I have always been a little on the frugal side so going back to the basics was not as difficult as I thought it was going to be, although I was not expecting to have to do that now. Now when I’m thinking about retirement (and the fact that retirement is looming on the horizon adds to the issue), now when I’m thinking about settling down, chilling out and relaxing…these new issues arise. I was once told that whatever doesn’t kill you makes you stronger, but worrying about money and how to take care of things is not my idea of a good time.
So with that I started thinking, what can I do to change my situation. Clearly since someone has “moved my cheese”, it made me think that now might be a good time to start actually thinking about my situation, what I could do differently and where can I go from here. Here is what I came up with.

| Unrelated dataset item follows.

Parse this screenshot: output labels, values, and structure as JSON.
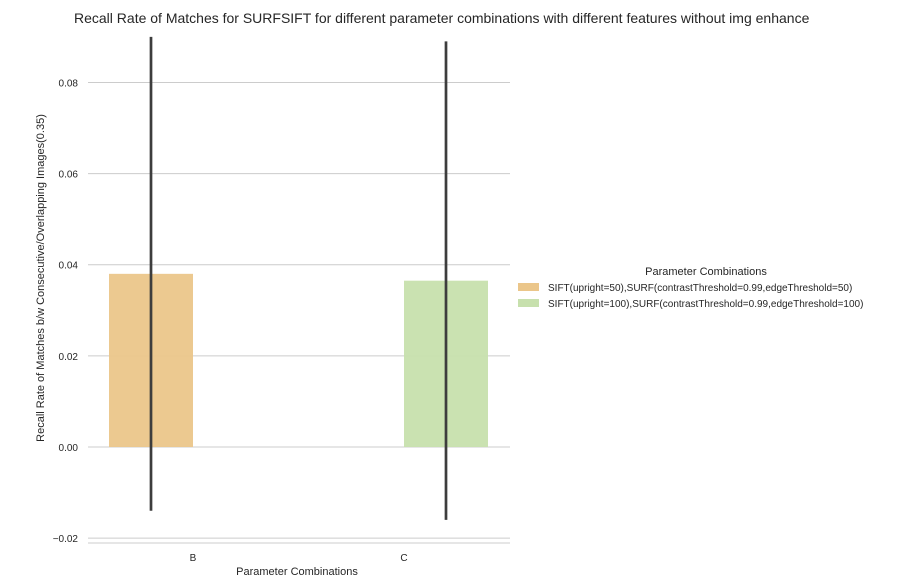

1. Change my attitude. Everyone in some way or another has been affected by the financial crisis and I know that there are people who are worse off and people who are better off. If I think of it as a learning situation, it better equips me to go out and learn about my options.
2.Take action. Once I have this information in hand, I can do one of two things. I can put it to good use or I can shove it in a drawer, complain about my situation and stay stuck.
3. Change my thinking. I can look at the positive or focus on the negative, the choice is mine. When I focus on the negative and everything that wrong, I will bring more of what’s wrong to me. I want to bring more of what’s right, so I decided that’s it’s in my best interest to think positive about the financial crisis.
4. Go back to the basics. Although cutting back is not fun (because I’d much rather be spending), I recognize that the more I spend, the more I worry. Worrying about the financial crisis just makes me edgy and cranky and that doesn’t go well with my positive attitude.
5. Create a plan. With a plan, I know that I won’t have to stay in “cut back” mode 24/7. It gives me the space I need to be able to reward myself – without the splurging and without the guilt . It also helps me to stay on track in achieve the financial goals that I have set for myself.
6. Talk to a certified financial planner. A CFP will help me to look at my goals from an objective perspective. It’s easier to see where you’re going when outside of the storm, instead of in it.
7. Try to keep a positive attitude. Okay so I’m supposed to keep a positive attitude when my financial world is crumbling. Yes – I’ll probably be eating crow after this one, but as I mentioned in steps #1,2 & 3, try to see this as a new beginning. A new way of doing things and seeing things. This one is not going to be an easy one, but with all things that are not easy, it will be worth it.
We all have been affected by the financial crisis in one way or another, but keeping our wits about ourselves, taking steps to correct the situation and looking at it as a stepping stone rather than a curse is an outstanding way to start down the road to recovery. Your situation and steps may be different from mine, but may be equally effective in taking you on your way to financial recovery. Best of luck and much prosperity to you.